The addition of on-chip SRAM memory, three times denser, helps store temporary data without slowing down the flow. The Boardfly network connects over a thousand processors, allowing Google to overcome the memory wall that often limits traditional processors. While NVIDIA offers powerful solutions, the integration of the Google TPU v8i into the Cloud ecosystem provides a fluidity that is hard to match, making the deployment of models like Gemini more cost-effective for businesses.

Comparison with NVIDIA Blackwell

The power of the Google chip against Blackwell from NVIDIA translates into a duel between versatile raw strength and surgical specialization. Blackwell often showcases higher peak performance, but Google's strength lies in its swarm architecture. Thanks to the Boardfly network and optical switching (OCS), the Google TPU v8 can operate 9,600 chips simultaneously.

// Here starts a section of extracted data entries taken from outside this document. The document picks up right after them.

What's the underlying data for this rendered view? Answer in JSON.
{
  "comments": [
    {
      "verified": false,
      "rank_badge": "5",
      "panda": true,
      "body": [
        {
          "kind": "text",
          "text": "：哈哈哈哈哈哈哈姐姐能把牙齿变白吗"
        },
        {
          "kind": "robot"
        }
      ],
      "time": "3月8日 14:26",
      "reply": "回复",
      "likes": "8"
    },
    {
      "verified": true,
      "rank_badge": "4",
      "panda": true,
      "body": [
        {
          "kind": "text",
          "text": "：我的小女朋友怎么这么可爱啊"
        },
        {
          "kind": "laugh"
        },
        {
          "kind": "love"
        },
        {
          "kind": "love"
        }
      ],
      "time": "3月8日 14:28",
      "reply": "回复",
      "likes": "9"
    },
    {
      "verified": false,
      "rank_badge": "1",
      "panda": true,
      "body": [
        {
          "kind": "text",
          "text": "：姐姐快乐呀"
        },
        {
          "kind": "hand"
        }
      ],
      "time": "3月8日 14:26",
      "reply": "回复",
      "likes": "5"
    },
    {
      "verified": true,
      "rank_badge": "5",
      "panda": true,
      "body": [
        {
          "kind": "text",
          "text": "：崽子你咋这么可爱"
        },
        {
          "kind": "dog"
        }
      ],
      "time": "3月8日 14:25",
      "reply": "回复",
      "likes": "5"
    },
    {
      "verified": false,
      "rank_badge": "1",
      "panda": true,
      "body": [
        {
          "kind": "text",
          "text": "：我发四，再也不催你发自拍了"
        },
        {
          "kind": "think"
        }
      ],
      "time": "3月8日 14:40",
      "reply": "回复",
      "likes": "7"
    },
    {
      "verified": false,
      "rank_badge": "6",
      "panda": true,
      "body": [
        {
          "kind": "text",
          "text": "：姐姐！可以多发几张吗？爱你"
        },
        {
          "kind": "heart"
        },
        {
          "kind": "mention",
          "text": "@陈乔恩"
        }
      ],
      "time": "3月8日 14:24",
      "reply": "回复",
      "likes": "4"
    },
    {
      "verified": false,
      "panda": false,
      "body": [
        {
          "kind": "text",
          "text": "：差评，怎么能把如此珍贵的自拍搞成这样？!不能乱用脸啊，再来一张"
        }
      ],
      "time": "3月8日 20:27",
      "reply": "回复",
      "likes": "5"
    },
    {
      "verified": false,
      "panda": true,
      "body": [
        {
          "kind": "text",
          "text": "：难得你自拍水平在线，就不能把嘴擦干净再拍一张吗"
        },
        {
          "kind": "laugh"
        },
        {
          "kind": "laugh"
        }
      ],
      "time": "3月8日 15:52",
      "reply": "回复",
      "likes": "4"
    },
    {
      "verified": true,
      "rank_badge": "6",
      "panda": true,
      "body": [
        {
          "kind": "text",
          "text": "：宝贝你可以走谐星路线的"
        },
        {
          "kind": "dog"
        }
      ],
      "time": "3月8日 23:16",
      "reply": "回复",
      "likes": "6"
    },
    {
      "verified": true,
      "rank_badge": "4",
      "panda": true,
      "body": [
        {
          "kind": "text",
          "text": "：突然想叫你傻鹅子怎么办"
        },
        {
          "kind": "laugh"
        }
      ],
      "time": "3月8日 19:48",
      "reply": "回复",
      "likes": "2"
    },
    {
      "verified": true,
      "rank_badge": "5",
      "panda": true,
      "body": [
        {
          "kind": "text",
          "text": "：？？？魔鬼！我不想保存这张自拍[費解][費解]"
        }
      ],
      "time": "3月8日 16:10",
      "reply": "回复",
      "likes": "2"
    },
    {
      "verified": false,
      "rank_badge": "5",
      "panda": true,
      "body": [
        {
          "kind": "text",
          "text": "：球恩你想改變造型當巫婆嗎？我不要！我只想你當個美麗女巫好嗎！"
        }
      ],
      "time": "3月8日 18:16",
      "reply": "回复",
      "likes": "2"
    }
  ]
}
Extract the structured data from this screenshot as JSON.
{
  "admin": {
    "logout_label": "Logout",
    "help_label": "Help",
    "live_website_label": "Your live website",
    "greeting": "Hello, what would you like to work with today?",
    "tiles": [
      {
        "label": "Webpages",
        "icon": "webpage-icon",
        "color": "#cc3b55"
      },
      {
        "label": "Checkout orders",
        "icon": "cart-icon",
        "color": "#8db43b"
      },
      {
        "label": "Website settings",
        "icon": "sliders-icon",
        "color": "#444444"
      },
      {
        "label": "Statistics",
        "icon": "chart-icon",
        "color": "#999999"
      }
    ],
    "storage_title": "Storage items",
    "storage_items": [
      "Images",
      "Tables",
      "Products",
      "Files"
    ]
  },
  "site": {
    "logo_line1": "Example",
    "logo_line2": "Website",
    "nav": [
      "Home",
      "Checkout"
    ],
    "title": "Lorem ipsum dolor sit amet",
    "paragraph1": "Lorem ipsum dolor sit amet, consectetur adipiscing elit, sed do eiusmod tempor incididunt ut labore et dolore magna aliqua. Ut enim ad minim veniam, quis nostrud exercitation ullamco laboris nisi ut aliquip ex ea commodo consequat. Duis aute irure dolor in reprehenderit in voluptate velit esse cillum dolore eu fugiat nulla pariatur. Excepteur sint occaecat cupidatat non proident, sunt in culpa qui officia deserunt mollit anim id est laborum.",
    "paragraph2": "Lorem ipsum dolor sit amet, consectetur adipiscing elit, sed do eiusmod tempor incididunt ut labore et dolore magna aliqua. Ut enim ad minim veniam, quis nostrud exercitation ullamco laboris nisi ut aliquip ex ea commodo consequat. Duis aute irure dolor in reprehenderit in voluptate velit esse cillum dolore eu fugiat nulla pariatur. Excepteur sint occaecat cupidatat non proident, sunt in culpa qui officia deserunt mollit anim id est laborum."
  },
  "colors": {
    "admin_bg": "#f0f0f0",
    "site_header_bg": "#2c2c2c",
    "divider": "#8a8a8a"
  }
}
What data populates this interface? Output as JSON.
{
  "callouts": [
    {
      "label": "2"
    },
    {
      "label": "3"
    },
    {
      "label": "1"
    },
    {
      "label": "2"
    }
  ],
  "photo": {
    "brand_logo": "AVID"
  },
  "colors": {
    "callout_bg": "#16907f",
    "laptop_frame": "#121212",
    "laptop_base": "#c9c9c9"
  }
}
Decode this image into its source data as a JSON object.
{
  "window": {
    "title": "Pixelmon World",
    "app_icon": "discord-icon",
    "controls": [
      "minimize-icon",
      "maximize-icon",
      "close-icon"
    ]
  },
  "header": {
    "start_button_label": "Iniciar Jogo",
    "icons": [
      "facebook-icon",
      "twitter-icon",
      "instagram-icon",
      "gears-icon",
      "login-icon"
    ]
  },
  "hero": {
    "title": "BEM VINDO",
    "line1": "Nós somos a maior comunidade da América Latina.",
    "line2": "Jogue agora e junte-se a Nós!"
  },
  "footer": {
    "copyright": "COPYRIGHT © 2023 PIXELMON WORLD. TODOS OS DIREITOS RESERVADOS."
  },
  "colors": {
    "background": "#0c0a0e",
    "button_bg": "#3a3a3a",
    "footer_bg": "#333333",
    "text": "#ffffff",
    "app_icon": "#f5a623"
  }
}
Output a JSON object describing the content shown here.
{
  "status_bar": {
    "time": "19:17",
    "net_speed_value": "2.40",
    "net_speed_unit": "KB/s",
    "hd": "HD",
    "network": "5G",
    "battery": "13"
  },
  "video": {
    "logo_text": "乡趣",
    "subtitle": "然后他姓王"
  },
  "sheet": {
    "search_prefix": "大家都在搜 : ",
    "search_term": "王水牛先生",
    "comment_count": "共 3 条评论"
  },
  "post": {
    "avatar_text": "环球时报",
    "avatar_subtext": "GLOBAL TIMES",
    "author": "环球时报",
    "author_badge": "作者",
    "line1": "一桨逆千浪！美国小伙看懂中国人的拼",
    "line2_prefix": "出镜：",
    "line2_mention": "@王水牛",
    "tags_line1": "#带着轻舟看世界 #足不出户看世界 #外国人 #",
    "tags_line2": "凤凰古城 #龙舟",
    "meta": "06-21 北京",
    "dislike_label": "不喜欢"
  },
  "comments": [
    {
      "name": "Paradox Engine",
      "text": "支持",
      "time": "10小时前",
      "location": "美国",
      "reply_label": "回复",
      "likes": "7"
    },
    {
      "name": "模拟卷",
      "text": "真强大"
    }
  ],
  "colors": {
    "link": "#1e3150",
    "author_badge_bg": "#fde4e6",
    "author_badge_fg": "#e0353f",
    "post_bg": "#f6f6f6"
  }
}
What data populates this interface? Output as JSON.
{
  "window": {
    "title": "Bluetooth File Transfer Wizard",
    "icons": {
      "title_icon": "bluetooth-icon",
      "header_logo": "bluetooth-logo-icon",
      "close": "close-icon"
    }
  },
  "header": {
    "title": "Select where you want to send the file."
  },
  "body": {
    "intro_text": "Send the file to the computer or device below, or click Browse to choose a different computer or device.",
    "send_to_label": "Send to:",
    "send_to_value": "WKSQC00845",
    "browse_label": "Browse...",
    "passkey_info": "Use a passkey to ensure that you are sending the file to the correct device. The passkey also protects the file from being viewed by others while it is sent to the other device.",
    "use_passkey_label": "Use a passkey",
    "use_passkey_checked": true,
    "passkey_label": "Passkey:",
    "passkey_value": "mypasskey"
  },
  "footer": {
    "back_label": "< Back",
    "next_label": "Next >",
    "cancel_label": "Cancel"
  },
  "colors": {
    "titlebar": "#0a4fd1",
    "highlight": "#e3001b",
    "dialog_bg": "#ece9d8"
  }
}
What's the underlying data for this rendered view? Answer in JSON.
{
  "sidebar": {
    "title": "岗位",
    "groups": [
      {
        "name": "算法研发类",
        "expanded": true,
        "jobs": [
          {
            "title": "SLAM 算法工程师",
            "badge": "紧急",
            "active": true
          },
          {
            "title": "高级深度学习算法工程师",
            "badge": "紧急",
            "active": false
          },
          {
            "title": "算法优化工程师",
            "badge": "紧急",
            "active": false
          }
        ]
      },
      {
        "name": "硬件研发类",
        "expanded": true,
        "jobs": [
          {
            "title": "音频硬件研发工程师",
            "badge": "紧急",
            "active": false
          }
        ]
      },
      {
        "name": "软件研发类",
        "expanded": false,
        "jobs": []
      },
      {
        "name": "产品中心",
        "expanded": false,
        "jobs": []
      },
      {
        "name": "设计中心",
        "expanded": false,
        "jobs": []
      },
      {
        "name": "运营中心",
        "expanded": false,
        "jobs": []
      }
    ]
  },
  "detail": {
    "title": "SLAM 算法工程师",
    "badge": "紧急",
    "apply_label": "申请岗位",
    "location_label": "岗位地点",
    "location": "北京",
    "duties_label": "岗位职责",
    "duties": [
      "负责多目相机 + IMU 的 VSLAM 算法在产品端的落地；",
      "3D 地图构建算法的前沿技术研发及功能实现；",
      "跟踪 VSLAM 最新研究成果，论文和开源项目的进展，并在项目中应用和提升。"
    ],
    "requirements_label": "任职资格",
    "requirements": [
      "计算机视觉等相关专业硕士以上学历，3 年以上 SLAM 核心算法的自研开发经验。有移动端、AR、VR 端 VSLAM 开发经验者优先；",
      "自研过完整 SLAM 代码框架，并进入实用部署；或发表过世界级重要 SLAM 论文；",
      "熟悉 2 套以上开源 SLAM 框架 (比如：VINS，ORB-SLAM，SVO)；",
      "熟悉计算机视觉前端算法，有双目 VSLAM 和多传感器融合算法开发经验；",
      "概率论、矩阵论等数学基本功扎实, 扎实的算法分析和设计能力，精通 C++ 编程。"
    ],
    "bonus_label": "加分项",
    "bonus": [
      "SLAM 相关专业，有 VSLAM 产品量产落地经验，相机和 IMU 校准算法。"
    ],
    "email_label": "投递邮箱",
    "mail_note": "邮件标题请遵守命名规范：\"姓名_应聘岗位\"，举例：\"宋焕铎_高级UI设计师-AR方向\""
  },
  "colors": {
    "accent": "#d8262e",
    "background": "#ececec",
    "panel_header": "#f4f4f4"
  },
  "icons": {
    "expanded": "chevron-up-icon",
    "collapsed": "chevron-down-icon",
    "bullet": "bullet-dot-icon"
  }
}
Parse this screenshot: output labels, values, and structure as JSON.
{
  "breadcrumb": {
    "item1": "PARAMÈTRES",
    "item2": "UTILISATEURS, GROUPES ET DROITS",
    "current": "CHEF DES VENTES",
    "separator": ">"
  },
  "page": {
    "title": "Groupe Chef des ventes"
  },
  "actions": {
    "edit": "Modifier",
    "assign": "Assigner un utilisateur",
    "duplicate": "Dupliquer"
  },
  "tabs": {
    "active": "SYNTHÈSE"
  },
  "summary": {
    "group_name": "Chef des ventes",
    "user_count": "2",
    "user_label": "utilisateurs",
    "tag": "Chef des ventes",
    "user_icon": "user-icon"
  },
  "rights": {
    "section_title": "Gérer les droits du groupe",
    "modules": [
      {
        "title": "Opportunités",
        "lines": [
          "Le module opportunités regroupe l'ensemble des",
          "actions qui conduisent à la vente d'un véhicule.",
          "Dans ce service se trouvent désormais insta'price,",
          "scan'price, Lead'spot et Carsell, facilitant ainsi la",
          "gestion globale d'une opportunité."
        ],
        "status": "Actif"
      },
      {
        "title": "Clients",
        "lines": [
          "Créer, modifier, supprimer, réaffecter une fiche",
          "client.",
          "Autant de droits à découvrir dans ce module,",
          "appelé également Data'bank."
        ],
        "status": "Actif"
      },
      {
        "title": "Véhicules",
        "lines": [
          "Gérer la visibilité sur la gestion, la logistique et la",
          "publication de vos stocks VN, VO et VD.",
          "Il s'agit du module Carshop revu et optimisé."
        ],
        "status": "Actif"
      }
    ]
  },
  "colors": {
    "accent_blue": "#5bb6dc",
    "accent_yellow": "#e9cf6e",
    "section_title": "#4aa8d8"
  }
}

The major difference lies in data precision. While NVIDIA excels in flexibility across many formats, the Google TPU v8 focuses on native FP4 to maximize efficiency. However, Blackwell remains the undisputed king of multi-cloud. Choosing Google means accepting a closed ecosystem in exchange for unbeatable performance per watt. A professional's choice often boils down to TCO (Total Cost of Ownership), and producing AI at scale generally costs 30% to 50% less on a TPU infrastructure.

The Future of Google TPU v8 in the Cloud

Google's new chip positions itself against rivals like AWS Trainium or Microsoft solutions. Google is betting on hyperspecialization, as evidenced by the massive agreement with Anthropic, which plans to use over a million chips. This infrastructure will no longer be reserved solely for Google engineers, as the company begins to offer its chips in "bare metal" mode, allowing businesses to install the Google TPU v8 in their own data centers.

The integration of ARM Axion processors in the same racks further reduces overall power consumption, increasing performance per dollar by 80% compared to the previous year. Google's strength also lies in its hybrid cloud, where users can switch between NVIDIA GPUs for flexibility and TPUs for scaling. This ecosystem becomes a Hypercomputer capable of managing any agentic workload effortlessly.